Traditional Chinese Medicine: Ancient Remedies and Techniques for Modern Times

traditional chinese medicine physician

Traditional Chinese Medicine (TCM) stands as a testament to thousands of years of medical knowledge and practice.

Drawing from nature and the human body’s inherent rhythms, traditional chinese medicine offers holistic approaches, from herbal remedies to acupuncture, aiming to balance the body’s vital energy or “Qi.” We learn more about this traditional medicine with Eu Yan Sang Physician Wong Si Xuan.

A Glimpse into Traditional Chinese Medicine

TCM is rooted in the ancient philosophy of Daoism and revolves around the principles of Yin and Yang, the Five Elements, and the human body’s Qi. Ms Wong added that “TCM employs a holistic view of the human body, where all its components are part of an interconnected system. Each of our organs depends on and constrains each other physiologically and can also affect each other pathologically. The balance of Yin, Yang, and Qi — also known as vital energy — is a prerequisite for good health.”

The power of Qi

Ms Wong explained what Qi is. She stated, “Qi is the vital life energy which flows through the body’s pathways, also known as meridians. It sustains physical and mental processes and allows us to carry out our daily activities. TCM practitioners rely on an individual Qi’s quantity and flow to identify imbalances or blockages that may be causing illnesses. TCM therapies such as acupuncture, herbal medicine and dietary adjustments aim to restore sufficient and smooth flow of Qi to promote healing and overall health.”

Diagnosing Illnesses

Ms Wong explained how a diagnosis is done. She stated that “TCM practitioners diagnose illnesses through a holistic assessment which considers multiple factors. This is done through a combination of observation, inquiry, pulse examination, tongue inspection, and physical examination to gather complete information about a patient’s condition. A thorough history of the ailment and other lifestyle habits and evaluation of pulse strength and rhythm are used to identify patterns of disharmony, while the condition of the tongue, including its colour, coating and shape, provides insights into organ function. When combined, these methods allow TCM practitioners to identify imbalances leading to disease. These patterns serve as a guide for personalised treatment plans to restore balance and promote health.”

Common Ingredients in TCM

The rich pharmacopoeia of TCM boasts thousands of medicinal substances—primarily plant-based but also incorporating some minerals and animal products. Some widely used ingredients include:

  • Ginseng: Believed to boost energy, lower blood sugar, and cholesterol levels, and promote relaxation.
  • Goji Berries: Often consumed as a tonic to strengthen the liver, purify the blood, and enhance eyesight.
  • Astragalus: Touted for its immune-boosting and anti-ageing properties.
  • Rhizoma coptidis: Known for its heat-clearing and detoxifying effects.
  • Ginger: Used to aid digestion, reduce nausea, and fight the flu and common cold.

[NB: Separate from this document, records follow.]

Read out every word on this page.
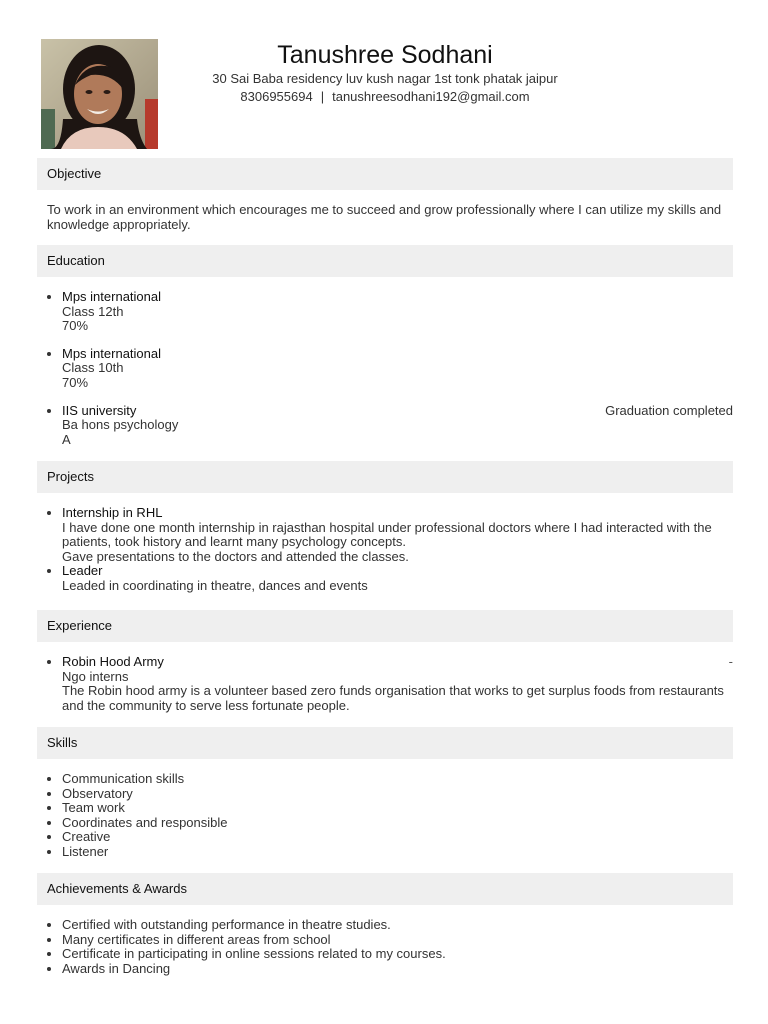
Tanushree Sodhani
30 Sai Baba residency luv kush nagar 1st tonk phatak jaipur
8306955694 | tanushreesodhani192@gmail.com
Objective
To work in an environment which encourages me to succeed and grow professionally where I can utilize my skills and knowledge appropriately.
Education
• Mps international
Class 12th
70%
• Mps international
Class 10th
70%
• IIS university	Graduation completed
Ba hons psychology
A
Projects
• Internship in RHL
I have done one month internship in rajasthan hospital under professional doctors where I had interacted with the patients, took history and learnt many psychology concepts.
Gave presentations to the doctors and attended the classes.
• Leader
Leaded in coordinating in theatre, dances and events
Experience
• Robin Hood Army	-
Ngo interns
The Robin hood army is a volunteer based zero funds organisation that works to get surplus foods from restaurants and the community to serve less fortunate people.
Skills
• Communication skills
• Observatory
• Team work
• Coordinates and responsible
• Creative
• Listener
Achievements & Awards
• Certified with outstanding performance in theatre studies.
• Many certificates in different areas from school
• Certificate in participating in online sessions related to my courses.
• Awards in Dancing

Ms Wong added, “Each herb has its medicinal effect. The herb’s taste (sour, bitter, sweet, salty, spicy) associates it with the different organs and meridians that it acts on. The innate warming/cooling properties of the herb (hot, warm, cool, cold, neutral) indicate its effect on the balance of Yin and Yang in the body. Through combining multiple herbs’ characteristics, TCM practitioners create personalised formulations to promote holistic healing.”

Acupuncture: A Needle for Balance

Acupuncture is one of TCM’s most renowned techniques. It involves inserting fine needles into specific body points to stimulate and balance the body’s Qi. This practice has gained global recognition and research suggests it can help:

  • Relieve chronic pain: Such as headaches, back pains, and osteoarthritis.
  • Improve sleep and treat insomnia.
  • Reduce stress and anxiety.
  • Aid in digestive issues.
  • Enhance overall well-being.

The World Health Organization even recognises acupuncture as effective for treating over 30 conditions, including hypertension and adverse reactions to chemotherapy.

Embracing Tradition in Contemporary Healing

Traditional Chinese Medicine’s endurance underscores its intrinsic value. While it provides a distinct perspective from Western medicine, integrating its principles can lead to a more comprehensive healthcare approach. As interest in holistic and alternative therapies grows, TCM’s age-old wisdom continues to resonate with modern seekers of well-being. Always remember, while exploring TCM, that collaboration with qualified practitioners and informed choices ensure the best health outcomes.